The experts came from 33 countries. An attempt by the UN to counteract the problem of the lack of representation of countries from the Global South in existing AI governance approaches.

118 of the 194 UN member states are not yet involved in any of the regulatory instruments developed in the industrialized nations and AI pioneer states. The UN also wants to solve this representation problem with its new role. After all, according to the report, both the material from which AI is made, from rare earths to data, and the use of AI are global.

A graphic on AI regulations.

(Image: UN)

Just in time for the Future Summit, they presented their report with a total of seven institutional recommendations.

In future, an AI Council based on the model of the IPCC is to present annual reports on technological developments, research results and shortcomings. The new body is also to produce quarterly reports on topics relating to AI applications for achieving the UN development goals. Newly emerging risks will also be addressed in ad hoc reports.
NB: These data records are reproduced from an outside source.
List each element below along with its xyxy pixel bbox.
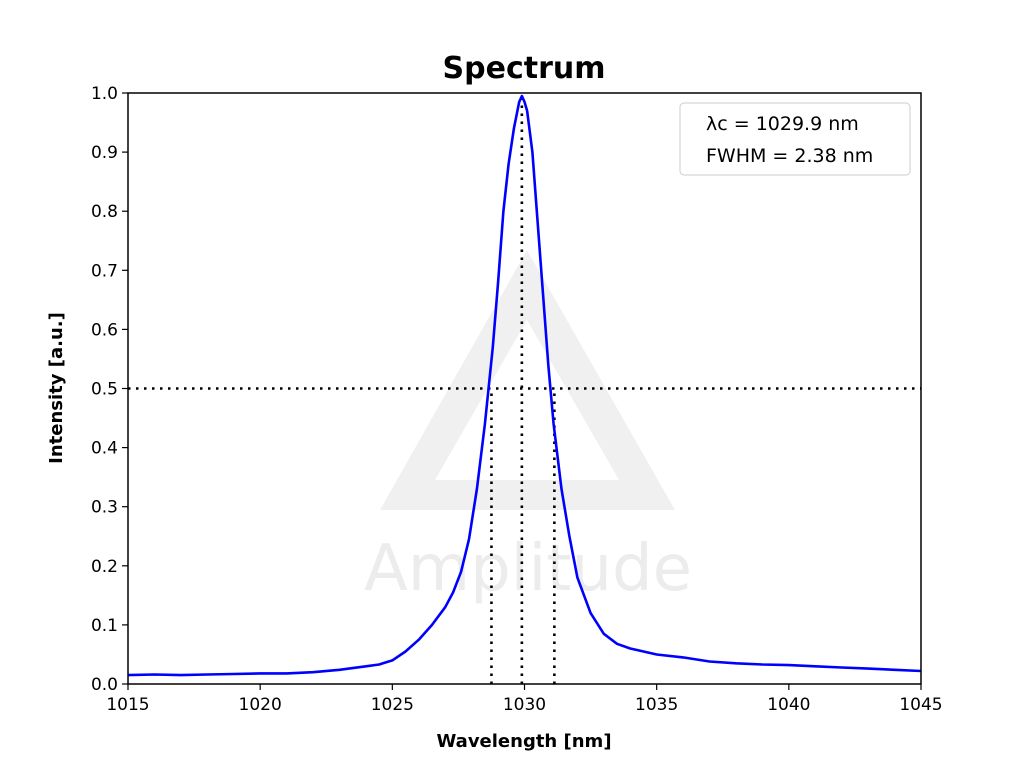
spectrum-line [127,94,922,677]
x-tick-label: 1030 [503,695,546,715]
y-tick-label: 0.5 [91,380,118,400]
series-layer [127,94,922,677]
y-tick-label: 0.3 [91,498,118,518]
x-tick-label: 1015 [106,695,149,715]
y-tick-label: 0.4 [91,439,118,459]
reference-lines [128,93,921,684]
y-tick-label: 0.8 [91,202,118,222]
legend: λc = 1029.9 nm FWHM = 2.38 nm [679,102,911,176]
legend-box [679,102,911,176]
plot-frame [127,92,922,685]
y-tick-label: 0.0 [91,675,118,695]
legend-center-wavelength: λc = 1029.9 nm [706,113,859,135]
y-tick-label: 0.7 [91,261,118,281]
x-tick-label: 1045 [899,695,942,715]
x-axis-label: Wavelength [nm] [436,731,611,752]
ticks-layer: 1015 1020 1025 1030 1035 1040 1045 0.0 0.1 0.2 0.3… [91,84,943,715]
y-tick-label: 0.6 [91,320,118,340]
y-tick-label: 0.2 [91,557,118,577]
watermark-text: Amplitude [364,532,692,606]
x-tick-label: 1040 [767,695,810,715]
y-axis-label: Intensity [a.u.] [46,312,67,464]
y-tick-label: 0.9 [91,143,118,163]
watermark-triangle-icon [380,250,675,510]
chart-title: Spectrum [443,51,606,86]
y-tick-label: 0.1 [91,616,118,636]
x-tick-label: 1020 [239,695,282,715]
y-tick-label: 1.0 [91,84,118,104]
x-tick-label: 1025 [371,695,414,715]
watermark: Amplitude [364,250,692,606]
legend-fwhm: FWHM = 2.38 nm [706,145,873,167]
x-tick-label: 1035 [635,695,678,715]
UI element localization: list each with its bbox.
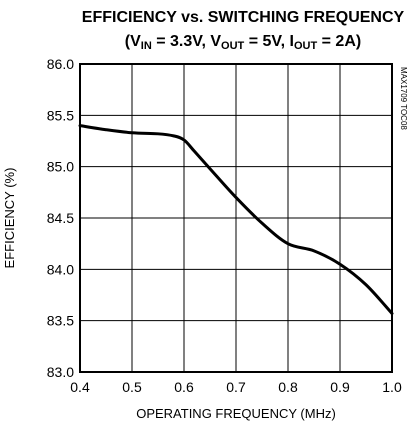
y-tick-label: 83.5 (47, 313, 74, 329)
y-tick-label: 86.0 (47, 56, 74, 72)
grid (79, 63, 393, 373)
x-tick-label: 0.6 (174, 379, 194, 395)
y-tick-label: 84.5 (47, 210, 74, 226)
x-tick-label: 0.8 (278, 379, 298, 395)
series-group (78, 124, 394, 315)
x-tick-label: 1.0 (382, 379, 402, 395)
figure-code: MAX1709 TOC08 (399, 67, 408, 130)
x-tick-label: 0.9 (330, 379, 350, 395)
plot-frame (79, 63, 393, 373)
x-tick-label: 0.4 (70, 379, 90, 395)
x-axis-label: OPERATING FREQUENCY (MHz) (136, 406, 336, 421)
tick-labels: 0.4 0.5 0.6 0.7 0.8 0.9 1.0 86.0 85.5 85.0 84.5 84.… (47, 56, 402, 395)
x-tick-label: 0.5 (122, 379, 142, 395)
y-tick-label: 85.5 (47, 107, 74, 123)
y-tick-label: 85.0 (47, 159, 74, 175)
efficiency-curve (78, 124, 394, 315)
y-axis-label: EFFICIENCY (%) (2, 168, 17, 269)
chart-title: EFFICIENCY vs. SWITCHING FREQUENCY (82, 9, 405, 26)
y-tick-label: 84.0 (47, 261, 74, 277)
y-tick-label: 83.0 (47, 364, 74, 380)
chart-subtitle: (VIN = 3.3V, VOUT = 5V, IOUT = 2A) (125, 33, 361, 52)
x-tick-label: 0.7 (226, 379, 246, 395)
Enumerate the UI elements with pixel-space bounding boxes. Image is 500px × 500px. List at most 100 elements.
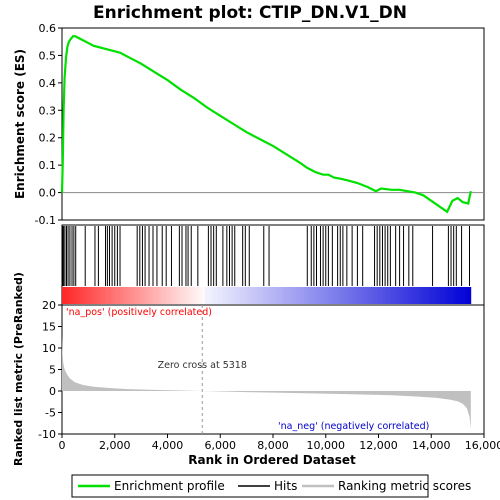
colorbar-segment — [196, 287, 200, 304]
colorbar-segment — [467, 287, 472, 304]
colorbar-segment — [389, 287, 393, 304]
colorbar-segment — [365, 287, 370, 304]
colorbar-segment — [424, 287, 428, 304]
colorbar-segment — [161, 287, 165, 304]
metric-y-tick-label: 5 — [49, 364, 56, 377]
colorbar-segment — [97, 287, 101, 304]
colorbar-segment — [459, 287, 463, 304]
es-y-axis-label: Enrichment score (ES) — [13, 49, 27, 199]
colorbar-segment — [464, 287, 469, 304]
colorbar-segment — [281, 287, 285, 304]
colorbar-segment — [272, 287, 276, 304]
colorbar-segment — [135, 287, 139, 304]
colorbar-segment — [193, 287, 197, 304]
colorbar-segment — [137, 287, 142, 304]
colorbar-segment — [447, 287, 451, 304]
colorbar-segment — [199, 287, 203, 304]
colorbar-segment — [181, 287, 186, 304]
colorbar-segment — [254, 287, 259, 304]
colorbar-segment — [304, 287, 308, 304]
zero-cross-annotation: Zero cross at 5318 — [158, 360, 247, 371]
x-tick-label: 4,000 — [152, 439, 184, 452]
colorbar-segment — [286, 287, 291, 304]
colorbar-segment — [438, 287, 443, 304]
colorbar-segment — [336, 287, 340, 304]
colorbar-segment — [269, 287, 273, 304]
colorbar-segment — [462, 287, 466, 304]
ranking-metric-area — [62, 335, 471, 429]
colorbar-segment — [67, 287, 72, 304]
x-tick-label: 8,000 — [257, 439, 289, 452]
colorbar-segment — [70, 287, 75, 304]
metric-y-axis-label: Ranked list metric (PreRanked) — [12, 272, 25, 466]
colorbar-segment — [234, 287, 238, 304]
colorbar-segment — [216, 287, 221, 304]
colorbar-segment — [99, 287, 104, 304]
es-y-tick-label: 0.0 — [39, 187, 57, 200]
colorbar-segment — [266, 287, 270, 304]
colorbar-segment — [342, 287, 346, 304]
colorbar-segment — [140, 287, 145, 304]
hits-panel — [61, 224, 485, 306]
metric-plot-frame — [61, 304, 485, 435]
metric-y-tick-label: -5 — [45, 407, 56, 420]
colorbar-segment — [324, 287, 329, 304]
legend: Enrichment profile Hits Ranking metric s… — [71, 474, 471, 498]
colorbar-segment — [123, 287, 127, 304]
colorbar-segment — [102, 287, 107, 304]
ranked-list-colorbar — [62, 287, 472, 304]
colorbar-segment — [283, 287, 288, 304]
colorbar-segment — [152, 287, 156, 304]
colorbar-segment — [190, 287, 194, 304]
colorbar-segment — [359, 287, 364, 304]
colorbar-segment — [105, 287, 110, 304]
colorbar-segment — [263, 287, 267, 304]
metric-y-tick-label: 10 — [42, 342, 56, 355]
colorbar-segment — [225, 287, 229, 304]
colorbar-segment — [248, 287, 253, 304]
colorbar-segment — [345, 287, 349, 304]
colorbar-segment — [91, 287, 95, 304]
es-y-tick-label: 0.2 — [39, 132, 57, 145]
colorbar-segment — [348, 287, 352, 304]
colorbar-segment — [368, 287, 372, 304]
colorbar-segment — [456, 287, 460, 304]
es-y-tick-label: 0.4 — [39, 77, 57, 90]
colorbar-segment — [62, 287, 66, 304]
colorbar-segment — [292, 287, 297, 304]
legend-label-enrichment: Enrichment profile — [114, 479, 225, 493]
colorbar-segment — [129, 287, 133, 304]
colorbar-segment — [175, 287, 180, 304]
colorbar-segment — [298, 287, 302, 304]
colorbar-segment — [146, 287, 151, 304]
x-tick-label: 14,000 — [412, 439, 451, 452]
colorbar-segment — [228, 287, 232, 304]
colorbar-segment — [400, 287, 405, 304]
colorbar-segment — [126, 287, 130, 304]
x-tick-label: 0 — [59, 439, 66, 452]
colorbar-segment — [178, 287, 183, 304]
colorbar-segment — [310, 287, 314, 304]
colorbar-segment — [187, 287, 191, 304]
x-axis-label: Rank in Ordered Dataset — [188, 453, 356, 467]
colorbar-segment — [444, 287, 448, 304]
enrichment-profile-line — [60, 35, 472, 214]
colorbar-segment — [354, 287, 358, 304]
colorbar-segment — [415, 287, 419, 304]
colorbar-segment — [213, 287, 218, 304]
colorbar-segment — [289, 287, 294, 304]
colorbar-segment — [245, 287, 250, 304]
colorbar-segment — [208, 287, 212, 304]
colorbar-segment — [73, 287, 78, 304]
enrichment-score-panel: -0.1 0.0 0.1 0.2 0.3 0.4 0.5 0.6 Enrichment sco… — [13, 22, 485, 227]
colorbar-segment — [132, 287, 136, 304]
colorbar-segment — [257, 287, 261, 304]
colorbar-segment — [278, 287, 282, 304]
ranking-metric-panel: -10 -5 0 5 10 15 20 Zero cross at 5318 'na_pos… — [12, 272, 485, 466]
colorbar-segment — [158, 287, 162, 304]
colorbar-segment — [429, 287, 434, 304]
colorbar-segment — [356, 287, 361, 304]
es-plot-frame — [61, 27, 485, 221]
es-y-tick-label: -0.1 — [35, 214, 56, 227]
colorbar-segment — [391, 287, 396, 304]
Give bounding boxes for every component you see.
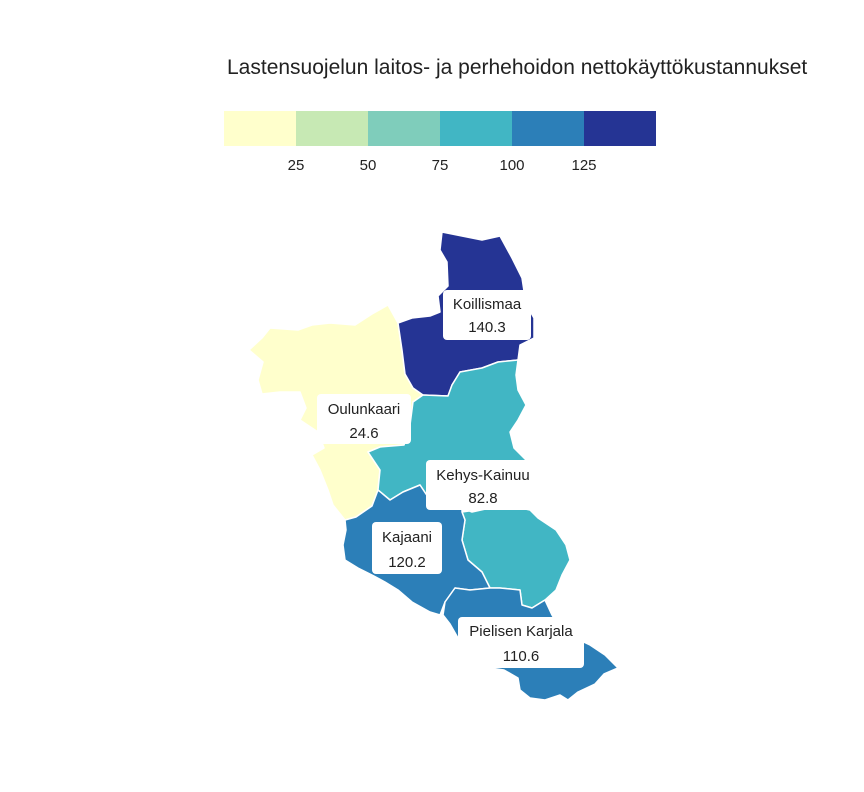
region-labels: Koillismaa 140.3 Oulunkaari 24.6 Kehys-K… <box>317 290 584 668</box>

The aim is to remain agile and provide a scientific basis for any governance decisions, said Carme Artigas, former Spanish Minister of State for Digitalization and AI, at the press conference in New York on Thursday evening. It is also not about replacing other institutions or national regulatory authorities, but about aligning and converging their practices.

The AI Council has incorporated it directly into the draft resolution for the Global Digital Compact (GDC), the new United Nations Digital Charter. The member states are to decide on this at the Future Summit. According to the GDC draft, the members are to be nominated by member states in consultation with stakeholders.

The GDC has also taken up the idea of biannual AI governance dialogs to exchange best practice and abuse scenarios and attacks. The same applies to the idea of a fund to be set up with state and private resources to promote work in the UN and the development of knowledge and capacities worldwide.

The four other recommendations made in the expert report were not explicitly included in the most recently published GDC draft.

An AI office reporting directly to the UN Secretary-General, for example, is probably going too far for some member states. Instead, the members of the High-Level Panel saw it as a central hub to support the various initiatives, from the AI Council to capacity building. The Capacity Building Network, which is intended to provide start-up support for AI newcomer and latecomer countries, and the idea of developing a data governance framework for AI are missing. However, a separate chapter in the GDC is dedicated to the topic of data exchange and data flows.

The expert panel could imagine more in terms of technical standardization. There is no mention of the UN as a kind of clearing house for AI specifications (most standards have so far been drafted by the ITU) in the most recently published GDC version. Instead, the AI organizations themselves are called upon to coordinate more.

The original idea of giving the UN its own fully-fledged AI authority in the style of the UN Nuclear Regulatory Authority has been shelved for the time being. The UN itself had toyed with the idea. "For now", the panel has decided that the UN does not need such an agency, said Indian diplomat Amandeep Singh Gill, Tech Envoy of the UN Secretary-General, at the press conference.

However, the new AI initiatives, which are to be adopted early next week, will hopefully lay the foundation for the UN's role in the field of AI. "In the future, when the risks associated with AI make certain functions necessary that can be taken over by such an institution, this can be reconsidered," says Gill.